Passer des « je » au « nous »
Nous venons de le voir, il faut certes que les « je » puissent s’exprimer, que chacun apporte sa représentation. Mais il va bien falloir réussir à passer au « nous » ! La « Game-Changing Conversation » est un moment collectif et décisif, où se construit dans le groupe une conscience partagée d’une menace (ou d’une opportunité), une décision de changement, ou encore une énergie d’action. Ce « nous », il faut réussir à le reconnaître, le faire émerger.
Passer des « je » au « nous », cela consiste à amener les participants à parler de ce qu’ils comprennent du « nous », et à partir de là, à se positionner au nom du groupe : « en entendant les différents points de vue, quelle décision vous semble la plus cohérente avec l’intention qui nous rassemble ? »
Parfois ce passage au « nous » est délicat, parce qu’on a l’impression d’être englués, un peu perdus, ou franchement bloqués. Ce qui peut énormément aider, c’est de repérer et solliciter des participants « porteurs du principe de solution ». Des piliers que le groupe écoute parce qu’il a confiance en eux, dans leur capacité de discernement et de recul dans les moments délicats où la dynamique peut basculer. Des piliers qui ont une capacité particulière à sortir le groupe de l’ornière, à se saisir d’un fil qui va permettre de repartir dans une direction résolutoire.
Et la taille du groupe ?
Y a-t-il une taille optimale ? Peut-on avoir une Game-Changing Conversation si on est très nombreux ? Sur la plupart des sujets complexes, les participants ont besoin de s’exprimer, d’être entendus et compris en petit groupe, avec suffisamment de « bande passante émotionnelle ». Un groupe de petite taille permet mathématiquement à chacun de dire davantage, d’avoir un sentiment de sécurité plus fort, et de mieux s’écouter. Les « Game-Changing Conversations » requièrent ainsi le plus souvent une forme d’intimité.

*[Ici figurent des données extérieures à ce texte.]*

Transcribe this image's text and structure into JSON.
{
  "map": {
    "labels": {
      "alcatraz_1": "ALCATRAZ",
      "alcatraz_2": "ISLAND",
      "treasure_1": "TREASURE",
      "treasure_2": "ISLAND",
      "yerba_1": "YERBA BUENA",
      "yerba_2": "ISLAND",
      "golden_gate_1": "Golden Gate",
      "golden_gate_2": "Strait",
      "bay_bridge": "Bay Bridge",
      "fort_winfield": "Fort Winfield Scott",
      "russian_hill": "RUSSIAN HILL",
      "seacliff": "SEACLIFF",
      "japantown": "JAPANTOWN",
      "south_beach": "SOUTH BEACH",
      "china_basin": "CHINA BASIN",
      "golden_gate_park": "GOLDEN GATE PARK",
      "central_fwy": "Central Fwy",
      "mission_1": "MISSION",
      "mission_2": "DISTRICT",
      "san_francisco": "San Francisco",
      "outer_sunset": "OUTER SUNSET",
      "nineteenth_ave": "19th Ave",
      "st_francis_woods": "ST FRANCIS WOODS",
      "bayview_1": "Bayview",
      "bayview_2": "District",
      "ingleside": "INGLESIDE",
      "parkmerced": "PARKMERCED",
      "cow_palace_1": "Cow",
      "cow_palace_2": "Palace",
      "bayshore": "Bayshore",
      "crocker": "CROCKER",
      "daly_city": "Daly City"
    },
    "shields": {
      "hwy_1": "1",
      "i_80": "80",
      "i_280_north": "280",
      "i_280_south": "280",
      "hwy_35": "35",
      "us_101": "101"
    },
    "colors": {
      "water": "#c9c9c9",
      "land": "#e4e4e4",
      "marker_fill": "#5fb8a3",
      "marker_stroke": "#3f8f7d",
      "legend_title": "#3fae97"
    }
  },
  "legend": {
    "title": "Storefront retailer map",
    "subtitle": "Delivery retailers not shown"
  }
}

Pour autant, nous sommes aussi témoins de conversations qui changent la donne alors même qu’elles se déroulent en très grand nombre. Ainsi, par exemple, nous avons été frappés de l’impact de « conversations » au cours d’un séminaire rassemblant près de mille cadres dirigeants d’une grande entreprise, dans un contexte de changement culturel profond. En sortant, ils expriment eux-mêmes le changement produit par ce « momentum » : « nous avons eu, au cours de ce moment collectif, la preuve vivante du changement de notre modèle de leadership et de ce qui est attendu de nous en tant que dirigeants ». Ce qui a changé la donne ici, c’est l’expérience vécue par les participants, tout-à-fait analogue au changement de culture requis dans l’entreprise toute entière : se poser la question du sens, faire preuve de curiosité, se connecter, explorer ensemble, se poser les bonnes questions avant de plonger dans les réponses. Difficile de tirer une conclusion claire sur l’effet taille : il reste encore pour nous un sujet de recherche et d’expérimentation.
Au-delà de toutes ces bonnes pratiques, et plus profondément peut-être, les « conversations qui changent la donne » correspondent à une aspiration profonde des individus : vivre au sein de leur équipe une coopération de grande qualité. Essayez donc de mettre de côté ce qui, en vous, pourrait faire obstacle à cette aspiration : l’impatience, le cynisme, la position défensive.